The Picts and the Power of the Web
Some of you are aware of my deep interest in the artwork and culture of the original people of Scotland, known to history by their nickname (given to them by the Romans): The Picts.
This interest started in childhood when I used to devour sword & sorcery genre books authored by Texan pulp writer and poet Robert E. Howard.
It reached a burning interest when I lived in Scotland from 1989-1992 and discovered the real culture of the Picts.
In 1994 I created the internet's first website dedicated to Pictish culture, and three years later, as a result of that website, I was a "talking head" in a television special on the art of tattooing called "Women of the Ink" and done by TBS. I discussed, and proved on the air, the written (and apparently unknown to most scholars) third century evidence of Pictish tattooing.
Between 1993 and 2000 I visited Scotland regularly, and studied the many remaining Pictish standing stones and stone circles, and associated Pictish art, and in 1997 I created a series of drawings based on the symbols depicted on many of the stones.

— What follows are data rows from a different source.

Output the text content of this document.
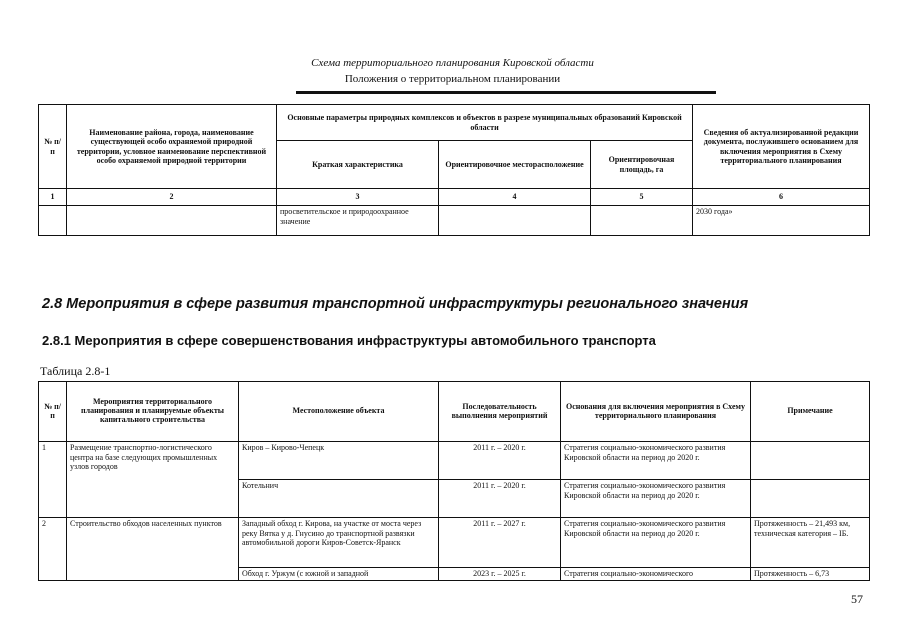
Схема территориального планирования Кировской области
Положения о территориальном планировании
№ п/п	Наименование района, города, наименование существующей особо охраняемой природной территории, условное наименование перспективной особо охраняемой природной территории	Основные параметры природных комплексов и объектов в разрезе муниципальных образований Кировской области			Сведения об актуализированной редакции документа, послужившего основанием для включения мероприятия в Схему территориального планирования
		Краткая характеристика	Ориентировочное месторасположение	Ориентировочная площадь, га	
1	2	3	4	5	6
		просветительское и природоохранное значение			2030 года»
2.8 Мероприятия в сфере развития транспортной инфраструктуры регионального значения
2.8.1 Мероприятия в сфере совершенствования инфраструктуры автомобильного транспорта
Таблица 2.8-1
№ п/п	Мероприятия территориального планирования и планируемые объекты капитального строительства	Местоположение объекта	Последовательность выполнения мероприятий	Основания для включения мероприятия в Схему территориального планирования	Примечание
1	Размещение транспортно-логистического центра на базе следующих промышленных узлов городов	Киров – Кирово-Чепецк	2011 г. – 2020 г.	Стратегия социально-экономического развития Кировской области на период до 2020 г.	
		Котельнич	2011 г. – 2020 г.	Стратегия социально-экономического развития Кировской области на период до 2020 г.	
2	Строительство обходов населенных пунктов	Западный обход г. Кирова, на участке от моста через реку Вятка у д. Гнусино до транспортной развязки автомобильной дороги Киров-Советск-Яранск	2011 г. – 2027 г.	Стратегия социально-экономического развития Кировской области на период до 2020 г.	Протяженность – 21,493 км, техническая категория – IБ.
		Обход г. Уржум (с южной и западной	2023 г. – 2025 г.	Стратегия социально-экономического	Протяженность – 6,73
57
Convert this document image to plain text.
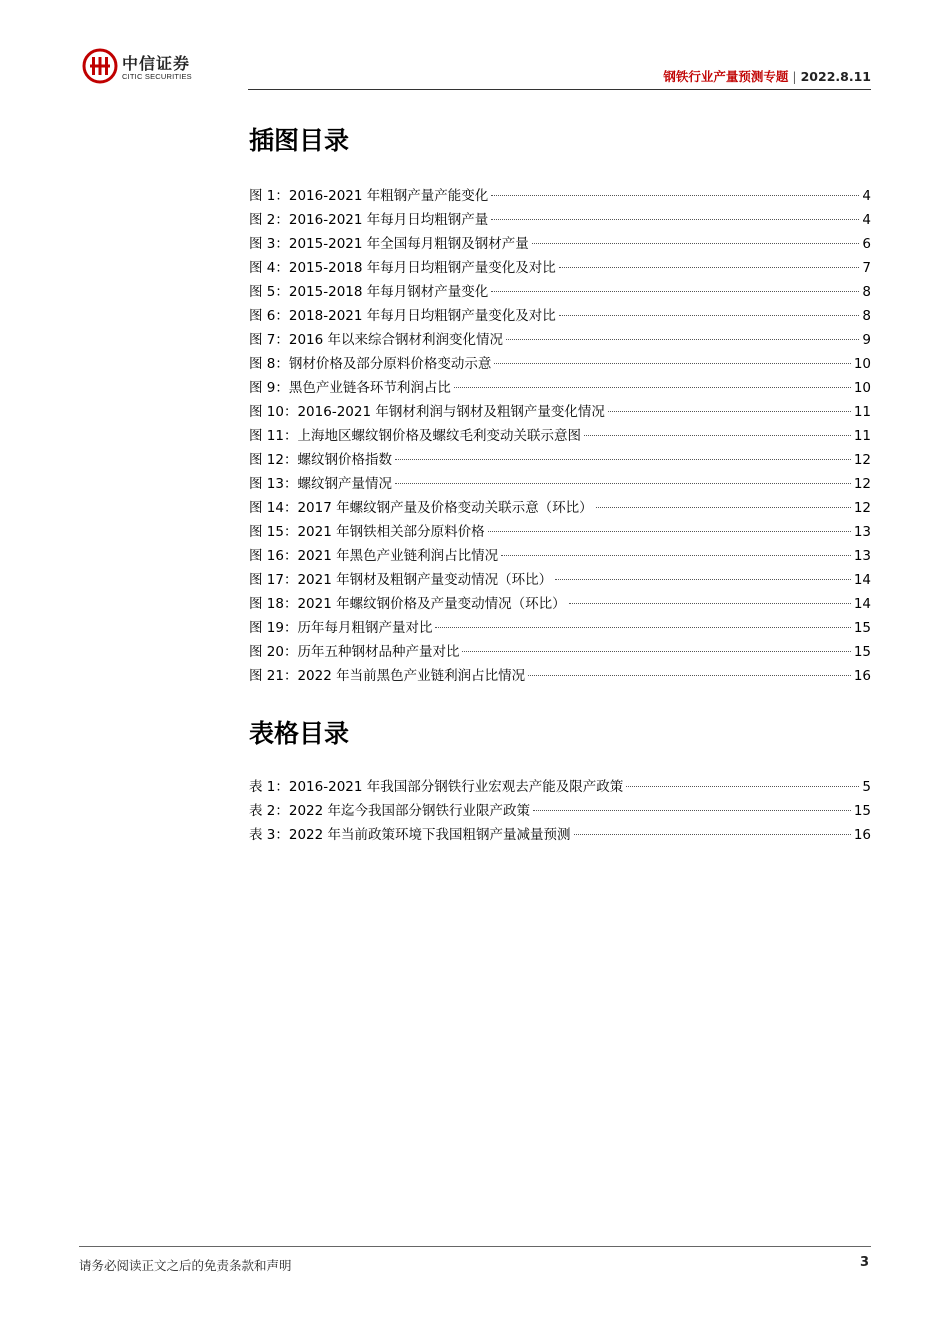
中信证券
CITIC SECURITIES	钢铁行业产量预测专题 | 2022.8.11
插图目录
图 1：2016-2021 年粗钢产量产能变化	4
图 2：2016-2021 年每月日均粗钢产量	4
图 3：2015-2021 年全国每月粗钢及钢材产量	6
图 4：2015-2018 年每月日均粗钢产量变化及对比	7
图 5：2015-2018 年每月钢材产量变化	8
图 6：2018-2021 年每月日均粗钢产量变化及对比	8
图 7：2016 年以来综合钢材利润变化情况	9
图 8：钢材价格及部分原料价格变动示意	10
图 9：黑色产业链各环节利润占比	10
图 10：2016-2021 年钢材利润与钢材及粗钢产量变化情况	11
图 11：上海地区螺纹钢价格及螺纹毛利变动关联示意图	11
图 12：螺纹钢价格指数	12
图 13：螺纹钢产量情况	12
图 14：2017 年螺纹钢产量及价格变动关联示意（环比）	12
图 15：2021 年钢铁相关部分原料价格	13
图 16：2021 年黑色产业链利润占比情况	13
图 17：2021 年钢材及粗钢产量变动情况（环比）	14
图 18：2021 年螺纹钢价格及产量变动情况（环比）	14
图 19：历年每月粗钢产量对比	15
图 20：历年五种钢材品种产量对比	15
图 21：2022 年当前黑色产业链利润占比情况	16
表格目录
表 1：2016-2021 年我国部分钢铁行业宏观去产能及限产政策	5
表 2：2022 年迄今我国部分钢铁行业限产政策	15
表 3：2022 年当前政策环境下我国粗钢产量减量预测	16
请务必阅读正文之后的免责条款和声明	3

Those drawings and prints from the drawings were then placed online here, and over the years I've been selling a few here and there.
In 2003 I had a solo show at Fraser Gallery titled "Pictish Nation," which married my interest in figurative drawing with Pictish symbology.
"Pictish Warrior" Charcoal on Paper by F. Lennox Campello
A few days ago, I bitched about the National Geographic's apparent lack of interest in anything Pictish, and now, suddenly I have been contacted by the National Geographic Society's television people, which is apparently filming a documentary, and wants to use some of my 1997 Pictish drawings in their documentary.